Along with two other COVID-19 modeling groups in New York City and several in Albany, Dr. Hupert is working to accurately anticipate the health consequences of the COVID-19 pandemic in order to better plan for anticipated surges in patient arrivals. Using a second, more epidemiologically oriented model created with the University of Oxford and an international modeling coalition called the CoMo Collaborative, he is also modeling how eventual lifting of restrictions on social interaction will influence further disease spread and subsequent demands on the healthcare system. This 152-country model will shortly be released online.

“What we hope to achieve with this work is not only to better prepare hospitals to care for the oncoming waves of patients affected by this pandemic, but also help health planners and political leaders find a way out of the need for social distancing and other lockdown procedures in a way that maximally sustains the health of populations here in the United States and around the world,” he said.

Models such as these are only as good as the data on which they are based, Dr. Hupert said. Each day, he receives data from state and city health officials on the number of COVID-19 tests administered throughout the state and their results, the numbers of patients admitted to hospitals throughout New York State, the availability of hospital beds and ventilators, and deaths from SARS-CoV-2, the virus that causes COVID-19.
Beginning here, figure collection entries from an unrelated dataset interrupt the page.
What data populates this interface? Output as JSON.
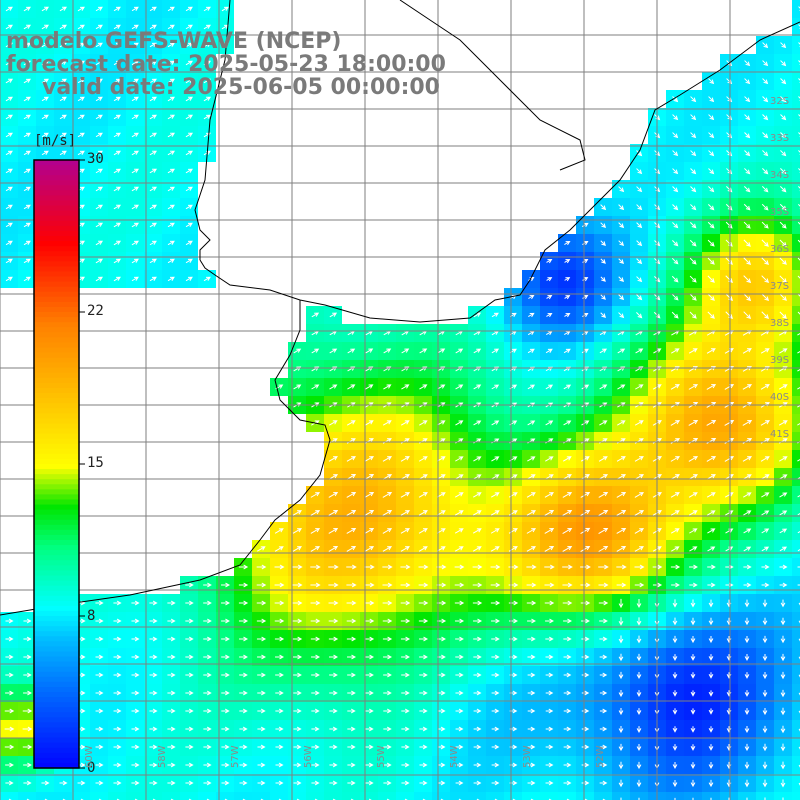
{
  "title": {
    "model": "modelo GEFS-WAVE (NCEP)",
    "forecast": "forecast date: 2025-05-23 18:00:00",
    "valid": "valid date: 2025-06-05 00:00:00"
  },
  "colorbar": {
    "unit": "[m/s]",
    "ticks": [
      "30",
      "22",
      "15",
      "8",
      "0"
    ],
    "colors": [
      "#0000ff",
      "#0080ff",
      "#00c0ff",
      "#00ffff",
      "#00ff80",
      "#00ff00",
      "#80ff00",
      "#ffff00",
      "#ff8000",
      "#ff0000",
      "#d00060",
      "#b00090"
    ]
  },
  "lat_labels": [
    "32S",
    "33S",
    "34S",
    "35S",
    "36S",
    "37S",
    "38S",
    "39S",
    "40S",
    "41S"
  ],
  "lon_labels": [
    "60W",
    "58W",
    "57W",
    "56W",
    "55W",
    "54W",
    "53W",
    "52W"
  ],
  "colors": {
    "land": "#ffffff",
    "grid": "#7f7f7f",
    "coast": "#000000",
    "arrow": "#ffffff",
    "title": "#7a7a7a"
  }
}
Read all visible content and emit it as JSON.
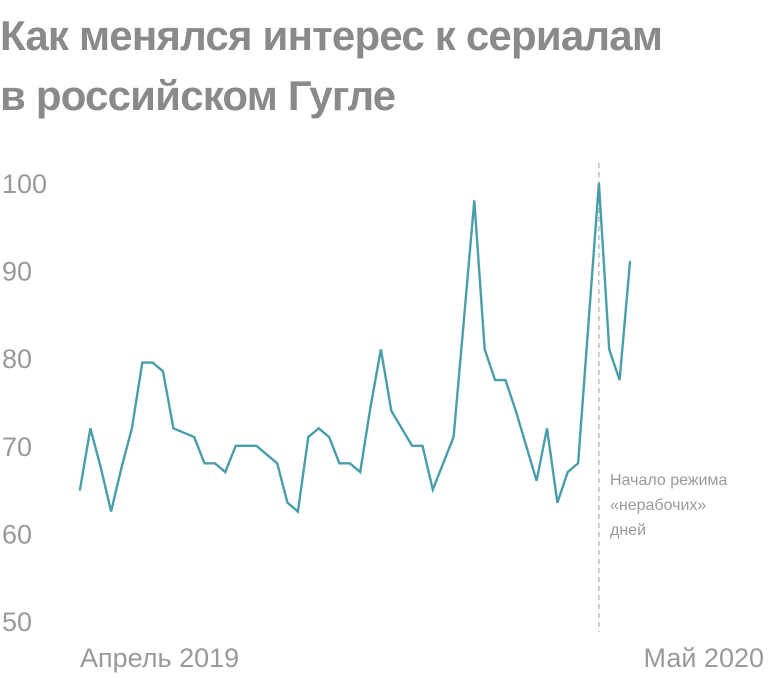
{
  "header": {
    "title_line1": "Как менялся интерес к сериалам",
    "title_line2": "в российском Гугле"
  },
  "colors": {
    "line": "#4a9eaa",
    "text": "#8a8a8a",
    "ticks": "#9a9a9a",
    "marker": "#bdbdbd"
  },
  "chart_data": {
    "type": "line",
    "title": "Как менялся интерес к сериалам в российском Гугле",
    "xlabel": "",
    "ylabel": "",
    "ylim": [
      50,
      100
    ],
    "yticks": [
      100,
      90,
      80,
      70,
      60,
      50
    ],
    "x_tick_labels": [
      "Апрель 2019",
      "Май 2020"
    ],
    "grid": false,
    "series": [
      {
        "values": [
          65,
          72,
          67.5,
          62.5,
          67.5,
          72,
          79.5,
          79.5,
          78.5,
          72,
          71.5,
          71,
          68,
          68,
          67,
          70,
          70,
          70,
          69,
          68,
          63.5,
          62.5,
          71,
          72,
          71,
          68,
          68,
          67,
          74.5,
          81,
          74,
          72,
          70,
          70,
          65,
          68,
          71,
          84.5,
          98,
          81,
          77.5,
          77.5,
          74,
          70,
          66,
          72,
          63.5,
          67,
          68,
          84,
          100,
          81,
          77.5,
          91
        ]
      }
    ],
    "annotation": {
      "label_lines": [
        "Начало режима",
        "«нерабочих»",
        "дней"
      ],
      "point_index": 50
    }
  }
}
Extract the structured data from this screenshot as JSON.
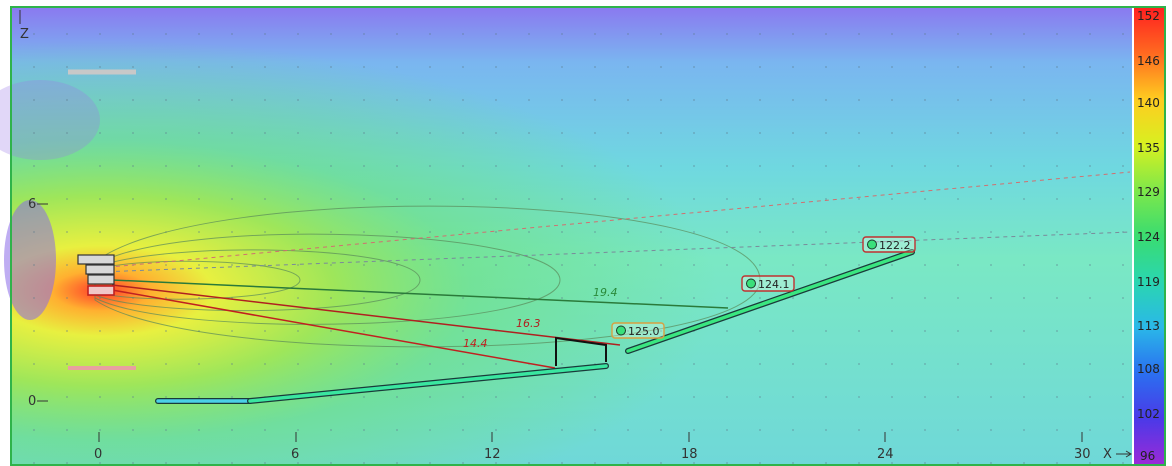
{
  "axes": {
    "z_label": "Z",
    "x_label": "X",
    "x_ticks": [
      "0",
      "6",
      "12",
      "18",
      "24",
      "30"
    ],
    "z_ticks": [
      "6",
      "0"
    ]
  },
  "color_scale": {
    "unit_hint": "dB",
    "labels": [
      "152",
      "146",
      "140",
      "135",
      "129",
      "124",
      "119",
      "113",
      "108",
      "102",
      "96"
    ],
    "colors": [
      "#ff1a1a",
      "#ff7a1a",
      "#ffd21a",
      "#c8f01a",
      "#6fe84a",
      "#2fdc6e",
      "#2fd2b4",
      "#2fb4e6",
      "#2f6ef0",
      "#4a3ce8",
      "#9b2cd6"
    ]
  },
  "rays": [
    {
      "label": "19.4",
      "color": "#2a8a3a"
    },
    {
      "label": "16.3",
      "color": "#b02020"
    },
    {
      "label": "14.4",
      "color": "#c02020"
    }
  ],
  "mics": [
    {
      "label": "125.0"
    },
    {
      "label": "124.1"
    },
    {
      "label": "122.2"
    }
  ]
}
Even very simple modeling frameworks, which produce what in modeling circles are called “toy models,” can help both scientists and policy makers better understand the problem at hand.  Dr. Hupert notes that problems may arise when these simple models are taken to reflect—or worse, predict—reality on the ground. He notes, for example, that models that assume that all outbreaks of COVID-19 will exhibit an exponential rise in cases may hold true only for a brief period of time – or never in certain locations. This is because it takes sophisticated models to be able to capture the full complexity of how this novel virus is now traveling through real and varied communities – such as the different boroughs of New York City—and it takes teams of dedicated mathematicians and physicists weeks to properly determine the correct values to accurately reflect what is known about the current outbreak.
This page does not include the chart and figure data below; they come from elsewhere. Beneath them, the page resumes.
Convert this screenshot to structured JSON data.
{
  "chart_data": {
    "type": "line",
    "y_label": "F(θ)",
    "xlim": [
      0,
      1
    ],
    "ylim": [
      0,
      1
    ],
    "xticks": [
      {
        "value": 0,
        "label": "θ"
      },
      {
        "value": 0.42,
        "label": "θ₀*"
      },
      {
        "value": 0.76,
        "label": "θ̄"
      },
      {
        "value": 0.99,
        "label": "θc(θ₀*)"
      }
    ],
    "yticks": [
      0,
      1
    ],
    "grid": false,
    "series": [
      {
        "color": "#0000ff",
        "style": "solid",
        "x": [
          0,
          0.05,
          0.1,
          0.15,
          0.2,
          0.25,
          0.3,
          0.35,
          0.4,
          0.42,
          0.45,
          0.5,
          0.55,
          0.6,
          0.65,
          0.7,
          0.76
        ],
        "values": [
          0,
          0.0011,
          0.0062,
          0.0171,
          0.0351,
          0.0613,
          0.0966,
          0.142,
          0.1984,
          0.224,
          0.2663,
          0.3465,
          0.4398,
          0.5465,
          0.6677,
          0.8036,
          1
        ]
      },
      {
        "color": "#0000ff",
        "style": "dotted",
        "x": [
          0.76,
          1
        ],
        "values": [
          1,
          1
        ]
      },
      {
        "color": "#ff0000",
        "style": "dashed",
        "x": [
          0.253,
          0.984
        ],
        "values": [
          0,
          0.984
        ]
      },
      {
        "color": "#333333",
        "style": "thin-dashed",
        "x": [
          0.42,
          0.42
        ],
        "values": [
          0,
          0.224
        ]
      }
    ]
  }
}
“It's possible that introduction of this virus into medically vulnerable communities across the city and country is like a spark that causes early ‘hotspots,’ which leave in their wake very local concentrations of hospitalizations, illness and suffering for those who may have the least means to manage them.  As the virus moves on to other locales, through transmission mechanisms that we are still trying to discover, we see the emergence of the larger wave of infections that even simple models can then represent,” he explained.

Hupert, whose work in public health emergency preparedness and support for New York City and national leaders predates 9/11, originally created the framework for the Cornell COVID Caseload Calculator C5V with two faculty from Cornell University’s School of Operations Research and Information Engineering. Working on the 2014 West Africa Ebola outbreak for the U.S. federal government, Dr. Hupert turned to Drs. John A. (“Jack”) Muckstadt and Peter L. Jackson to help build models to predict how large Ebola medical treatment facilities would need to be to work effectively. The process of creating the Cornell Calculator helped speed the development of the hospital component of the COVID19 International model, which he and his colleagues in the CoMo Collaborative are making freely available to help hospital leaders across the country and around the world during the current crisis.

“Dr. Nathaniel Hupert has dedicated his career to disaster preparedness,” said Dr. Rainu Kaushal, chair of the Department of Population Health Sciences and senior associate dean for clinical research at Weill Cornell Medicine. “He is applying decades of knowledge to this moment in history to help us understand and rapidly plan for this pandemic. I am proud of his remarkable contributions to assist people across the world, especially New Yorkers.”